Location
- Paint Creek, TX ESC Region 14 USA

District information
- Type: Public
- Grades: Pre-K through 12
- Superintendent: Glen Hill

Students and staff
- Athletic conference: UIL Class A (six-man football participant)
- District mascot: Pirate
- Colors: Maroon and White

Other information
- Website: www.paintcreek.esc14.net

= Paint Creek Independent School District =

School district in Texas

Paint Creek Independent School District is a public school district based in the community of Paint Creek in unincorporated Haskell County, Texas (USA). Its headquarters are along Farm to Market Road 600. Most of the district is in Haskell County, and a small portion of the district extends into Jones County.
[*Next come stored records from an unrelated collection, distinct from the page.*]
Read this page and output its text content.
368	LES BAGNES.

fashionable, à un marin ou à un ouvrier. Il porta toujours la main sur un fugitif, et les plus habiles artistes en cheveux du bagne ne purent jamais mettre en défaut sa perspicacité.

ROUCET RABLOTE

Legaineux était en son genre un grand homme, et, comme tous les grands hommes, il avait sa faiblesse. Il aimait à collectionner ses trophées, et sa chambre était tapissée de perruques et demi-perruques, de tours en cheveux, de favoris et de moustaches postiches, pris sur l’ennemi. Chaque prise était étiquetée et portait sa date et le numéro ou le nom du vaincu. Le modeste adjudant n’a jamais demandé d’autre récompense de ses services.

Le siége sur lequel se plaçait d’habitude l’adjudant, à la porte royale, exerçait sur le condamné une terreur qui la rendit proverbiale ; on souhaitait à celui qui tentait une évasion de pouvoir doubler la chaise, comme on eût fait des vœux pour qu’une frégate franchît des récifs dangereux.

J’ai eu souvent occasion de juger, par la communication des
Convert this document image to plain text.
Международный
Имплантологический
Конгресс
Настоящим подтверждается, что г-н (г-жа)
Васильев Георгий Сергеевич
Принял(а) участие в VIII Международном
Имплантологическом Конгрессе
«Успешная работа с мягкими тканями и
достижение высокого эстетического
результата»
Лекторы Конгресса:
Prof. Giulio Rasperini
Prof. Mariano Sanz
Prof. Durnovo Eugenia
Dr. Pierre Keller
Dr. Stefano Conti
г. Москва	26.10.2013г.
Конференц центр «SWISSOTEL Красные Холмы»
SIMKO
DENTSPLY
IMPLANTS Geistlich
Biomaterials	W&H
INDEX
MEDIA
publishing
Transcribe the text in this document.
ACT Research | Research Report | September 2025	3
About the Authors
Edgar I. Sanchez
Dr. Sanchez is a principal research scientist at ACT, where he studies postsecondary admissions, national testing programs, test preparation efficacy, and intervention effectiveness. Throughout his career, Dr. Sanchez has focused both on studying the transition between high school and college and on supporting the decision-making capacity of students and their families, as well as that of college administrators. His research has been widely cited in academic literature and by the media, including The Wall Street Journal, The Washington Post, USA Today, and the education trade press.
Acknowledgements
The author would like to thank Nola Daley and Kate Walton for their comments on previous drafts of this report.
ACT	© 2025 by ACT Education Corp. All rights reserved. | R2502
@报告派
Paint Creek ISD has one school that serves students in grades pre-kindergarten through twelve.

==History==
The district formed in 1937 from the consolidation of the Post, Howard, Weaver, Rose, and McConnell school districts. The name was chosen from a nearby stream. Construction on the first school building began in 1937 and was completed in the summer of 1938. Between 1938 and 1941 five additional small school districts - Plainview, Ward, Rockdale, Ericksdahl, and Cobb - merged to form the current Paint Creek district.

==Academic achievement==
In 2009, the school district was rated "recognized" by the Texas Education Agency.

==Schools==
- Paint Creek Elementary School
- Paint Creek Secondary School

==Special programs==

===Athletics===
Paint Creek High School plays six-man football.

==Famous alumni==
- Governor of Texas Rick Perry (Class of 1968 of Paint Creek High School).